You do not need to know what you're looking for. If that was the case, librarians (also people who know a thing or two about the research process) would reject everyone who approaches the reference desk. The goal is to meet the information need, and sometimes exploration is part of the process.

Ignorant? No. Deceptive? Don't see it. Ancestry is not saying family history is just a keystroke away. They're saying, "Give it a try. It's not scary and you don't have to know much about your family to get started."

Genealogy is like any other sport or hobby. It takes time and practice to excel. We must give newbies time to learn and explore so they will excel. Ancestry is trying to sell their product, which is an excellent platform on which to cut one's genealogy teeth.

Give new genealogists a chance to learn--to look when they don't know what they're looking for--and it will grow the genealogy community. The honed research skills will come in time, just like expertise comes in every other avenue.

Harold said...

Amy, thanks for your thoughtful questions and disagreement!

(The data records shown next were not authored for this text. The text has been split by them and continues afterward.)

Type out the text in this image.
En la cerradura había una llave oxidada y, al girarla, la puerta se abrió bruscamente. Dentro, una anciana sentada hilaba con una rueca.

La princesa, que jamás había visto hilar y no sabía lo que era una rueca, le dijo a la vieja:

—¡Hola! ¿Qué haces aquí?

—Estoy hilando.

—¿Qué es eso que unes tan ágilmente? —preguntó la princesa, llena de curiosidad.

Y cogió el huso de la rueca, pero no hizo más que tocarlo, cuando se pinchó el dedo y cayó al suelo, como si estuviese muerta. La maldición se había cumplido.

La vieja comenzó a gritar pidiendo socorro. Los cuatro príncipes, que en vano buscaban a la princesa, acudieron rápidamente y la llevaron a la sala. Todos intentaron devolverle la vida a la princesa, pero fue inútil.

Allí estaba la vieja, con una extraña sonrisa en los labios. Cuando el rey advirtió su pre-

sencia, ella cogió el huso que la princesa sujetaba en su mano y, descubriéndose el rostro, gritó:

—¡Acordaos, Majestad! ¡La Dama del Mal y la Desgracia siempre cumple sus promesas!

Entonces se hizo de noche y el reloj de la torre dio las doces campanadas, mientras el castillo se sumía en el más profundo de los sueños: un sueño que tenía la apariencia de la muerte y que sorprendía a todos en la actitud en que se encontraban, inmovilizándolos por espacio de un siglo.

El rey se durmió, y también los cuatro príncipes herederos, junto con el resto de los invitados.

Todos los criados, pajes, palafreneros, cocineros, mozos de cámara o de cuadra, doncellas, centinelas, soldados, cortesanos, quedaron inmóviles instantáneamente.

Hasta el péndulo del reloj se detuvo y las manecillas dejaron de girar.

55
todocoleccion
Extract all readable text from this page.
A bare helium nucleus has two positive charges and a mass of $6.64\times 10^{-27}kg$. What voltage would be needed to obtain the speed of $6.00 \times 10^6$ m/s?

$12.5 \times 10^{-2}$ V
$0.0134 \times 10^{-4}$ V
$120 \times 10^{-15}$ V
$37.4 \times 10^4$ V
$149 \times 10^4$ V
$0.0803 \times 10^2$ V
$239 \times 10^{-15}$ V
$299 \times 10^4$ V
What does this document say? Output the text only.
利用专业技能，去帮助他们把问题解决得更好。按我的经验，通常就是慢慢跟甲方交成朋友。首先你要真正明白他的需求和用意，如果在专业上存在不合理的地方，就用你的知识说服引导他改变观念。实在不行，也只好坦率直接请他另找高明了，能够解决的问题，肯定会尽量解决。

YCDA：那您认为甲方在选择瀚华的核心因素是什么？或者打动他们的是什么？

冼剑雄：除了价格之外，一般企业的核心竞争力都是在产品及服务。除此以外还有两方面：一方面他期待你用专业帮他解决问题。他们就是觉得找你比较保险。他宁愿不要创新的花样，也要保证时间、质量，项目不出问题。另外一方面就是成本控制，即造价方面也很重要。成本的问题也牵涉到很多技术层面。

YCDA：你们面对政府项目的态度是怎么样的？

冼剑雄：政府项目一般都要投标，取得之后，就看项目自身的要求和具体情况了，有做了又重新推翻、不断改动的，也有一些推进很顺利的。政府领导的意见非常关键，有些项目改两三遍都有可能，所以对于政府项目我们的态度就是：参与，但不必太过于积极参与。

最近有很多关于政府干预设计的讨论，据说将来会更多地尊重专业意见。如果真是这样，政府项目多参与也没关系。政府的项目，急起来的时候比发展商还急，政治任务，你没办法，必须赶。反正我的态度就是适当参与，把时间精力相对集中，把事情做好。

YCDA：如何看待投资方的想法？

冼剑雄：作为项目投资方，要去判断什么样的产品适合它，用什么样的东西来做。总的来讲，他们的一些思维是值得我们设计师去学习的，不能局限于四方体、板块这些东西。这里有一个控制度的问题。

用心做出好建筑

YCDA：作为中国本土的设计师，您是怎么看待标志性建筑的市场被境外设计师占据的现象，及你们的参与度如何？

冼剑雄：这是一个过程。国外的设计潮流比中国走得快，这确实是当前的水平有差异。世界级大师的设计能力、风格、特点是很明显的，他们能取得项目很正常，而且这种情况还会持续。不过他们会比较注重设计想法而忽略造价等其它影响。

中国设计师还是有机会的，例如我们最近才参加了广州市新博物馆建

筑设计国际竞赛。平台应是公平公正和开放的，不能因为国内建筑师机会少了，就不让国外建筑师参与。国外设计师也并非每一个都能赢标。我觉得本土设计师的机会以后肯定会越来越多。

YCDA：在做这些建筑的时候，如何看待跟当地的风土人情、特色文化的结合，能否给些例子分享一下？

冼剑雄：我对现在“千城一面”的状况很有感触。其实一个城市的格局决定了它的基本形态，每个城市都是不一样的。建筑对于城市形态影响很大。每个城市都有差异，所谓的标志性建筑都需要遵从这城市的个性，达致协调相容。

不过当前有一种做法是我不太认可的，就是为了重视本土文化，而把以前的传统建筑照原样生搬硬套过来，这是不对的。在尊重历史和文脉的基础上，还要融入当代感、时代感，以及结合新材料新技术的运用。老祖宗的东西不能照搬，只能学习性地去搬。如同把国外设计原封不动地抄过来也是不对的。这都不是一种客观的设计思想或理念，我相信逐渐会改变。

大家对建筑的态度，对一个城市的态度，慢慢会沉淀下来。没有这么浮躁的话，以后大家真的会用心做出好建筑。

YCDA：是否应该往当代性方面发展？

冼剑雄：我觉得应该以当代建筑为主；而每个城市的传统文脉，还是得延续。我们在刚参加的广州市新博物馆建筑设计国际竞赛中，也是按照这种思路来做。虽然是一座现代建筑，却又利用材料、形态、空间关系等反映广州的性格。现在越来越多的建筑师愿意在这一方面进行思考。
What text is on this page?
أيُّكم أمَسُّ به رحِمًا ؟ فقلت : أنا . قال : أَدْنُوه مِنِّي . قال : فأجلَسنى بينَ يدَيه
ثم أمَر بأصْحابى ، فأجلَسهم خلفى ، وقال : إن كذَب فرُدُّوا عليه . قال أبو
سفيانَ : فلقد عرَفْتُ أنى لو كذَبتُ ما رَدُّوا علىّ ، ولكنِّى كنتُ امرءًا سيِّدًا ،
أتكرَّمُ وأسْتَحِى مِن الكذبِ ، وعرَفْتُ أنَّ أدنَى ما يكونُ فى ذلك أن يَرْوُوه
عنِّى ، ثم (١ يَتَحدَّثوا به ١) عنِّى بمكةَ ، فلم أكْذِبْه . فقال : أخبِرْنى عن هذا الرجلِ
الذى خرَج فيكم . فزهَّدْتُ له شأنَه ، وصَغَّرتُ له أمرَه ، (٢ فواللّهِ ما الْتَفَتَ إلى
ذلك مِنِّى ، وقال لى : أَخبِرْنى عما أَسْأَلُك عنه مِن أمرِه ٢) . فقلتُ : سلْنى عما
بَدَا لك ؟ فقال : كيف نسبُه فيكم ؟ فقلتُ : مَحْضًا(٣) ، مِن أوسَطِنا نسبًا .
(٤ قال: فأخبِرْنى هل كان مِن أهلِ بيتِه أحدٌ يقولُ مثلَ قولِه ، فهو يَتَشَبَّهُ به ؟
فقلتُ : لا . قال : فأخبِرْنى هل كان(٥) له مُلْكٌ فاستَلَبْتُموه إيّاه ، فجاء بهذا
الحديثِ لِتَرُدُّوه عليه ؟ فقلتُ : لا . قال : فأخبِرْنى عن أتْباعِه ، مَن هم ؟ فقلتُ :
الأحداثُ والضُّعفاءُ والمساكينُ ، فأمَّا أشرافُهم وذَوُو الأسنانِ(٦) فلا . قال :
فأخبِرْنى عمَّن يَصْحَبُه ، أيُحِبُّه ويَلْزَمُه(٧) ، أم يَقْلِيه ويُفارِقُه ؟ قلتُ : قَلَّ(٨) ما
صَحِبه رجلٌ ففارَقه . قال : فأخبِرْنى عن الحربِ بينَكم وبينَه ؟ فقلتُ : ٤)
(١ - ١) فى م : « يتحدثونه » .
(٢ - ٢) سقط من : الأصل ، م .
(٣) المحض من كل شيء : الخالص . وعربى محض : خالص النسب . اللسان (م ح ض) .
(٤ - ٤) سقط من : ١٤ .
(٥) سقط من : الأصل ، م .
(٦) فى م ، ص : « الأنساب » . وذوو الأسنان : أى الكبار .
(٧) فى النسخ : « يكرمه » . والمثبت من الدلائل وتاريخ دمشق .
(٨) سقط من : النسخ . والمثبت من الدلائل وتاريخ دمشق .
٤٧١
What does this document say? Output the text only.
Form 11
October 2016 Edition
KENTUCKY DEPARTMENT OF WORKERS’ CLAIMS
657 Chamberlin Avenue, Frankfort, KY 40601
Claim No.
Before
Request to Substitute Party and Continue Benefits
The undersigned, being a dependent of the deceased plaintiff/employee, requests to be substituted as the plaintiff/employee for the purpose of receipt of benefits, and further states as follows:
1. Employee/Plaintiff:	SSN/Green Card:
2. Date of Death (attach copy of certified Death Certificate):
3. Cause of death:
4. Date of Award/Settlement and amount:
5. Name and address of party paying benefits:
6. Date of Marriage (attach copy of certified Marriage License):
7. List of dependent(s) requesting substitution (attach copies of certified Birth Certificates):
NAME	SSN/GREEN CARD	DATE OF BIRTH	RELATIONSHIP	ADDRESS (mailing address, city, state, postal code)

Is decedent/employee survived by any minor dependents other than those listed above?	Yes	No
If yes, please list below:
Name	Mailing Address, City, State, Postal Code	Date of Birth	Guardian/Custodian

Perhaps I was not precise enough. I have never said that newbies are wrong to jump in and start exploring. I have criticized *Ancestry* for promoting its valuable service by encouraging habits that we all start out with but need eventually to unlearn. It's not like this is the only way to get people in the door.

I would never suggest rejecting a client or patron who didn't know much or was unclear what they wanted. The subject at hand is how best to promote one's services without being misleading.

For a beginner, the false implication of this slogan is that we *never* need to know anything, that all our research can be conducted in same way as our first enthusiastic forays. If this kind of ad were the only way to get people interested in genealogy, then I'd say, OK, let's do what we have to do. But it's not.